I think most people would agree with you that medical negligence claims are a huge problem, but I think that most of those people would say the problem is that so many of these claims are frivolous rather than meritorious, resulting in doctors paying more for malpractice insurance than necessary and also resulting in doctors asking for unnecessarily burdensome additional testing with little diagnostic value so that they don’t get sued.
It's fine if it isn't perfect if whomever is spitting out answers assumes liability when the robot is wrong.
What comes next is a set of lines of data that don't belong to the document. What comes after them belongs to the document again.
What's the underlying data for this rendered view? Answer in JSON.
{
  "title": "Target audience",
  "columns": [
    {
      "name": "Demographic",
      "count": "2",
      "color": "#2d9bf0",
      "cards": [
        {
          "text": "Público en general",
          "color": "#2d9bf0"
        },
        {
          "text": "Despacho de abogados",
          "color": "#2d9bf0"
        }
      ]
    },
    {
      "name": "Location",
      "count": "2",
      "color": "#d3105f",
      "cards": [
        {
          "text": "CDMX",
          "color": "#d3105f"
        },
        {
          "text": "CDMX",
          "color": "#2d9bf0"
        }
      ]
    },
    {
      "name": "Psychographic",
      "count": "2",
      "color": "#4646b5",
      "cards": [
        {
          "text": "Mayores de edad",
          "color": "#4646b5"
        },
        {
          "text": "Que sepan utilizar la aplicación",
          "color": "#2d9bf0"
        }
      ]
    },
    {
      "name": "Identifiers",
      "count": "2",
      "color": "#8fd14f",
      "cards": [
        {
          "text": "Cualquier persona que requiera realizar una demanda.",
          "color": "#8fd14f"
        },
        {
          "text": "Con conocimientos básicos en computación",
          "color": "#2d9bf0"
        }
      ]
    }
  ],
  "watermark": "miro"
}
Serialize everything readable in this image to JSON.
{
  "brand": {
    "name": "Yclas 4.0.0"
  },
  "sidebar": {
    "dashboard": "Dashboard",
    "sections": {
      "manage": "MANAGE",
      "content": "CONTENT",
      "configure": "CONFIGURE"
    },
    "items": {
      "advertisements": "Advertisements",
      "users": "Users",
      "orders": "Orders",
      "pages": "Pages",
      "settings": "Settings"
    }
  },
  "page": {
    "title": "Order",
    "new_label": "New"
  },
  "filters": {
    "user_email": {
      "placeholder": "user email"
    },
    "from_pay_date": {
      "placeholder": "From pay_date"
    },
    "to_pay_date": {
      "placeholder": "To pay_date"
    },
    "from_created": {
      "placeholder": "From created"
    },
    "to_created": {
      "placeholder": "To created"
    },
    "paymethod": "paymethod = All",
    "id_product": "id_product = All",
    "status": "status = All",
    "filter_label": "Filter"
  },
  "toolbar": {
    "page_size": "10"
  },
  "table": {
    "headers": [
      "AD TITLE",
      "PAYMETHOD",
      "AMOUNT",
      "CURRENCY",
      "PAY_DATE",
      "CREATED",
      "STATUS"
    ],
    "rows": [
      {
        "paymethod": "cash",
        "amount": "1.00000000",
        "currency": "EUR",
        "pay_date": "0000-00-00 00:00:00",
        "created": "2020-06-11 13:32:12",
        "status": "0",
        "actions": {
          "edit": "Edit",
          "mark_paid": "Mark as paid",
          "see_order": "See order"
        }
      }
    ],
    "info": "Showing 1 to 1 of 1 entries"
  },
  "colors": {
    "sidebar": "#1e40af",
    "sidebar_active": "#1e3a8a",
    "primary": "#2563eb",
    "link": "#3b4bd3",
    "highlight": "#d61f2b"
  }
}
But, what people want is the robot to answer questions and there to be no liability when it is well known that the robot can be wildly inaccurate sometimes. They want the illusion of value without the liability of the known deficiencies.
If LLM output is like a magic 8 ball you shake, that is not very valuable unless it is workload management for a human who will validate the fitness of the output.
I never ask a typical human for help with my work, why should that be my benchmark for using an information tool? Afaik, most people do not write about what they don't know, and if one made a habit of it, they would be found and filtered out of authoritative sources of information.
ok, but people are building determinative software _on top of them_. It's like saying "it's ok, people make mistakes, but lets build infrastructure on some brain in a vat". It's just inherently not at the point that you can make it the foundation of anything but a pet that helps you slop out code, or whatever visual or textual project you have.
It's one of those "quantities is so fascisnating, lets ignore how we got here in the first place"
You’re moving the goalposts. LLMs are masquerading as superb reference tools and as sources of expertise on all things, not as mere “typical humans.” If they were presented accurately as being about as fallible as a typical human, typical humans (users) wouldn’t be nearly as trusting or excited about using them, and they wouldn’t seem nearly as futuristic.
The LLM doesn’t need to be perfect. Just needs to beat a typical human.
LLM opponents aren’t wrong about the limits of LLMs. They vastly overestimate humans.